MÄZENATEN UND MACHTPOLITIK

Bald dringt sein Ruf von Florenz an den päpstlichen Hof in Rom. Papst Julius II. beauftragt ihn zunächst mit der Ausmalung der päpstlichen Privatgemächer, der Stanzen. Neben Raffael arbeiten daran schon fieberhaft sein ehemaliger Lehrer Perugino, sowie Signorelli und Bramantino. Doch die hohe Qualität soll den Papst so überzeugt haben, dass er den gesamten Auftrag an den 25-Jährigen übergab und die bereits gearbeiteten Fresken zur Schmach der anderen Künstler wieder abschlagen ließ. Papst Julius II. ist nicht nur machtpolitisch, sondern auch als Kunstmäzen legendär. Die Grundsteinlegung für den Neubau von Sankt Peter, ebenso wie die Ausgestaltung der Sixtinischen Kapelle durch Michelangelo, fallen in seine Amtszeit. Der Auftrag zur Sixtinischen Madonna ist nicht überliefert, doch deutet einiges auf ihn als Stifter hin. Obgleich sich hinter den Gesichtszügen des heiligen Sixtus nicht das übliche Stifterporträt des Papstes verbirgt, weist eine goldene Eichel auf der Spitze der Tiara, mit der die linke Bildraumecke abschließt, ebenso wie in den Papstmantel eingewobenes Eichenlaub auf den edlen Spender hin. Der Eichenbaum gehört zum Familienwappen von Julius II., der mit bürgerlichem Namen Giuliano della Rovere hieß, was übersetzt Eiche bedeutet.

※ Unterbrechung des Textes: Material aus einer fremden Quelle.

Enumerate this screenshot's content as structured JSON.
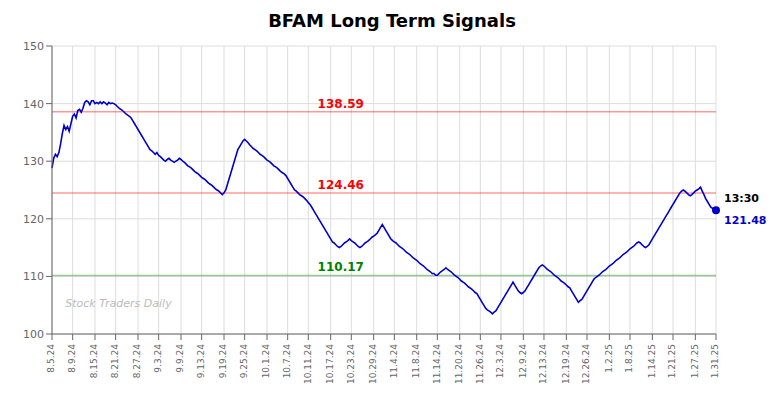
{
  "chart_data": {
    "type": "line",
    "title": "BFAM Long Term Signals",
    "color": "#0000cc",
    "grid": true,
    "ylim": [
      100,
      150
    ],
    "yticks": [
      100,
      110,
      120,
      130,
      140,
      150
    ],
    "watermark": "Stock Traders Daily",
    "reference_lines": [
      {
        "value": 138.59,
        "label": "138.59",
        "color": "red"
      },
      {
        "value": 124.46,
        "label": "124.46",
        "color": "red"
      },
      {
        "value": 110.17,
        "label": "110.17",
        "color": "green"
      }
    ],
    "annotations": [
      {
        "text": "13:30",
        "color": "black"
      },
      {
        "text": "121.48",
        "color": "#0000cc"
      }
    ],
    "categories": [
      "8.5.24",
      null,
      null,
      null,
      null,
      null,
      null,
      null,
      null,
      null,
      null,
      null,
      "8.9.24",
      null,
      null,
      null,
      null,
      null,
      null,
      null,
      null,
      null,
      null,
      null,
      null,
      "8.15.24",
      null,
      null,
      null,
      null,
      null,
      null,
      null,
      null,
      null,
      null,
      null,
      "8.21.24",
      null,
      null,
      null,
      null,
      null,
      null,
      null,
      null,
      null,
      null,
      null,
      null,
      "8.27.24",
      null,
      null,
      null,
      null,
      null,
      null,
      null,
      null,
      null,
      null,
      null,
      "9.3.24",
      null,
      null,
      null,
      null,
      null,
      null,
      null,
      null,
      null,
      null,
      null,
      null,
      "9.9.24",
      null,
      null,
      null,
      null,
      null,
      null,
      null,
      null,
      null,
      null,
      null,
      "9.13.24",
      null,
      null,
      null,
      null,
      null,
      null,
      null,
      null,
      null,
      null,
      null,
      null,
      "9.19.24",
      null,
      null,
      null,
      null,
      null,
      null,
      null,
      null,
      null,
      null,
      null,
      "9.25.24",
      null,
      null,
      null,
      null,
      null,
      null,
      null,
      null,
      null,
      null,
      null,
      null,
      "10.1.24",
      null,
      null,
      null,
      null,
      null,
      null,
      null,
      null,
      null,
      null,
      null,
      "10.7.24",
      null,
      null,
      null,
      null,
      null,
      null,
      null,
      null,
      null,
      null,
      null,
      "10.11.24",
      null,
      null,
      null,
      null,
      null,
      null,
      null,
      null,
      null,
      null,
      null,
      null,
      "10.17.24",
      null,
      null,
      null,
      null,
      null,
      null,
      null,
      null,
      null,
      null,
      null,
      "10.23.24",
      null,
      null,
      null,
      null,
      null,
      null,
      null,
      null,
      null,
      null,
      null,
      null,
      "10.29.24",
      null,
      null,
      null,
      null,
      null,
      null,
      null,
      null,
      null,
      null,
      null,
      "11.4.24",
      null,
      null,
      null,
      null,
      null,
      null,
      null,
      null,
      null,
      null,
      null,
      null,
      "11.8.24",
      null,
      null,
      null,
      null,
      null,
      null,
      null,
      null,
      null,
      null,
      null,
      "11.14.24",
      null,
      null,
      null,
      null,
      null,
      null,
      null,
      null,
      null,
      null,
      null,
      null,
      "11.20.24",
      null,
      null,
      null,
      null,
      null,
      null,
      null,
      null,
      null,
      null,
      null,
      "11.26.24",
      null,
      null,
      null,
      null,
      null,
      null,
      null,
      null,
      null,
      null,
      null,
      "12.3.24",
      null,
      null,
      null,
      null,
      null,
      null,
      null,
      null,
      null,
      null,
      null,
      null,
      "12.9.24",
      null,
      null,
      null,
      null,
      null,
      null,
      null,
      null,
      null,
      null,
      null,
      "12.13.24",
      null,
      null,
      null,
      null,
      null,
      null,
      null,
      null,
      null,
      null,
      null,
      null,
      "12.19.24",
      null,
      null,
      null,
      null,
      null,
      null,
      null,
      null,
      null,
      null,
      null,
      "12.26.24",
      null,
      null,
      null,
      null,
      null,
      null,
      null,
      null,
      null,
      null,
      null,
      null,
      "1.2.25",
      null,
      null,
      null,
      null,
      null,
      null,
      null,
      null,
      null,
      null,
      null,
      "1.8.25",
      null,
      null,
      null,
      null,
      null,
      null,
      null,
      null,
      null,
      null,
      null,
      null,
      "1.14.25",
      null,
      null,
      null,
      null,
      null,
      null,
      null,
      null,
      null,
      null,
      null,
      "1.21.25",
      null,
      null,
      null,
      null,
      null,
      null,
      null,
      null,
      null,
      null,
      null,
      null,
      "1.27.25",
      null,
      null,
      null,
      null,
      null,
      null,
      null,
      null,
      null,
      null,
      null,
      "1.31.25"
    ],
    "values": [
      128.8,
      130.5,
      131.2,
      130.8,
      131.5,
      133.0,
      134.8,
      136.2,
      135.5,
      136.0,
      135.2,
      136.5,
      137.8,
      138.2,
      137.5,
      138.8,
      139.0,
      138.5,
      139.2,
      140.2,
      140.5,
      140.3,
      139.8,
      140.5,
      140.5,
      140.0,
      140.2,
      140.0,
      140.3,
      140.0,
      140.3,
      140.1,
      139.8,
      140.2,
      140.0,
      140.1,
      140.0,
      139.8,
      139.5,
      139.2,
      139.0,
      138.8,
      138.5,
      138.2,
      138.0,
      137.8,
      137.5,
      137.0,
      136.5,
      136.0,
      135.5,
      135.0,
      134.5,
      134.0,
      133.5,
      133.0,
      132.5,
      132.0,
      131.8,
      131.5,
      131.2,
      131.5,
      131.0,
      130.8,
      130.5,
      130.2,
      130.0,
      130.3,
      130.5,
      130.2,
      130.0,
      129.8,
      130.0,
      130.2,
      130.5,
      130.3,
      130.0,
      129.8,
      129.5,
      129.2,
      129.0,
      128.8,
      128.5,
      128.2,
      128.0,
      127.8,
      127.5,
      127.2,
      127.0,
      126.8,
      126.5,
      126.2,
      126.0,
      125.8,
      125.5,
      125.2,
      125.0,
      124.8,
      124.5,
      124.2,
      124.5,
      125.0,
      126.0,
      127.0,
      128.0,
      129.0,
      130.0,
      131.0,
      132.0,
      132.5,
      133.0,
      133.5,
      133.8,
      133.5,
      133.2,
      132.8,
      132.5,
      132.2,
      132.0,
      131.8,
      131.5,
      131.2,
      131.0,
      130.8,
      130.5,
      130.2,
      130.0,
      129.8,
      129.5,
      129.2,
      129.0,
      128.8,
      128.5,
      128.2,
      128.0,
      127.8,
      127.5,
      127.0,
      126.5,
      126.0,
      125.5,
      125.0,
      124.8,
      124.5,
      124.2,
      124.0,
      123.8,
      123.5,
      123.2,
      122.8,
      122.5,
      122.0,
      121.5,
      121.0,
      120.5,
      120.0,
      119.5,
      119.0,
      118.5,
      118.0,
      117.5,
      117.0,
      116.5,
      116.0,
      115.8,
      115.5,
      115.2,
      115.0,
      115.2,
      115.5,
      115.8,
      116.0,
      116.2,
      116.5,
      116.2,
      116.0,
      115.8,
      115.5,
      115.2,
      115.0,
      115.2,
      115.5,
      115.8,
      116.0,
      116.2,
      116.5,
      116.8,
      117.0,
      117.2,
      117.5,
      118.0,
      118.5,
      119.0,
      118.5,
      118.0,
      117.5,
      117.0,
      116.5,
      116.2,
      116.0,
      115.8,
      115.5,
      115.2,
      115.0,
      114.8,
      114.5,
      114.2,
      114.0,
      113.8,
      113.5,
      113.2,
      113.0,
      112.8,
      112.5,
      112.2,
      112.0,
      111.8,
      111.5,
      111.2,
      111.0,
      110.8,
      110.5,
      110.5,
      110.2,
      110.2,
      110.5,
      110.8,
      111.0,
      111.2,
      111.5,
      111.2,
      111.0,
      110.8,
      110.5,
      110.2,
      110.0,
      109.8,
      109.5,
      109.2,
      109.0,
      108.8,
      108.5,
      108.2,
      108.0,
      107.8,
      107.5,
      107.2,
      107.0,
      106.5,
      106.0,
      105.5,
      105.0,
      104.5,
      104.2,
      104.0,
      103.8,
      103.5,
      103.8,
      104.0,
      104.5,
      105.0,
      105.5,
      106.0,
      106.5,
      107.0,
      107.5,
      108.0,
      108.5,
      109.0,
      108.5,
      108.0,
      107.5,
      107.2,
      107.0,
      107.2,
      107.5,
      108.0,
      108.5,
      109.0,
      109.5,
      110.0,
      110.5,
      111.0,
      111.5,
      111.8,
      112.0,
      111.8,
      111.5,
      111.2,
      111.0,
      110.8,
      110.5,
      110.2,
      110.0,
      109.8,
      109.5,
      109.2,
      109.0,
      108.8,
      108.5,
      108.2,
      108.0,
      107.5,
      107.0,
      106.5,
      106.0,
      105.5,
      105.8,
      106.0,
      106.5,
      107.0,
      107.5,
      108.0,
      108.5,
      109.0,
      109.5,
      109.8,
      110.0,
      110.2,
      110.5,
      110.8,
      111.0,
      111.2,
      111.5,
      111.8,
      112.0,
      112.2,
      112.5,
      112.8,
      113.0,
      113.2,
      113.5,
      113.8,
      114.0,
      114.2,
      114.5,
      114.8,
      115.0,
      115.2,
      115.5,
      115.8,
      116.0,
      115.8,
      115.5,
      115.2,
      115.0,
      115.2,
      115.5,
      116.0,
      116.5,
      117.0,
      117.5,
      118.0,
      118.5,
      119.0,
      119.5,
      120.0,
      120.5,
      121.0,
      121.5,
      122.0,
      122.5,
      123.0,
      123.5,
      124.0,
      124.5,
      124.8,
      125.0,
      124.8,
      124.5,
      124.2,
      124.0,
      124.2,
      124.5,
      124.8,
      125.0,
      125.2,
      125.5,
      124.8,
      124.2,
      123.5,
      123.0,
      122.5,
      122.0,
      121.8,
      121.5,
      121.48
    ]
  }
}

Außerdem forderten kirchenpolitische Gründe ein besonderes Geschenk für das Städtchen Piacenza, das gerade dem Kirchenstaat beigetreten war und so den Triumph des Papstes über die französischen Besetzer besiegelte.



SEHNSÜCHTIG ERWARTET

Doch wie kommt das kostbare Gemälde von Italien nach Dresden? Wieder war ein Herrscher und leidenschaftlicher Kunstsammler ausschlaggebend. August III., Kurfürst von Sachsen und König von Polen, suchte händeringend nach einem Raffael, um seine Sammlung hochgradiger Alter Meister zu komplettieren. Ganze zwei Jahre dauerten die zähen Verhandlungen mit dem Abt des Klosters in Piacenza, Benedetto Vittorio Caracciolo, von 1752 bis 1754, und beinahe wäre die Ausfuhr zuletzt an Zollbestimmungen gescheitert. Für einen unvorstellbar hohen Preis und mitten im Winter schließlich konnte es bei widrigsten Wetterverhältnissen und über „Strecken des Teufels“, wie Reisebegleiter dokumentierten, endlich nach Dresden geliefert werden. Die Legende besagt, August III. habe bei Ankunft eigens den Thronsessel zur Seite gerückt und ausgerufen: „Platz für den großen Raffael!“ Damit beginnt auch die Erfolgsgeschichte: Aus dem Schatten der Klosterkirche, wo es 240 Jahre von der Welt übersehen worden war, rückt die Madonna Sistina ins Licht einer stetig wachsenden Öffentlichkeit.

Als Exponat eines der ersten Museen Deutschlands steigerte sich die Bedeutung des Bildes schon allein durch die nicht minder berühmte Nachbarschaft. Richtige Kultbeförderer waren sicherlich die Engelchen am unteren Bildrand. Lieblich, kitschig, himmlisch süß, zählen sie längst zu bekannten Werbeträgern, und manch einer mag bisweilen vergessen, welcher Szenerie sie seit 500 Jahren versonnen beiwohnen.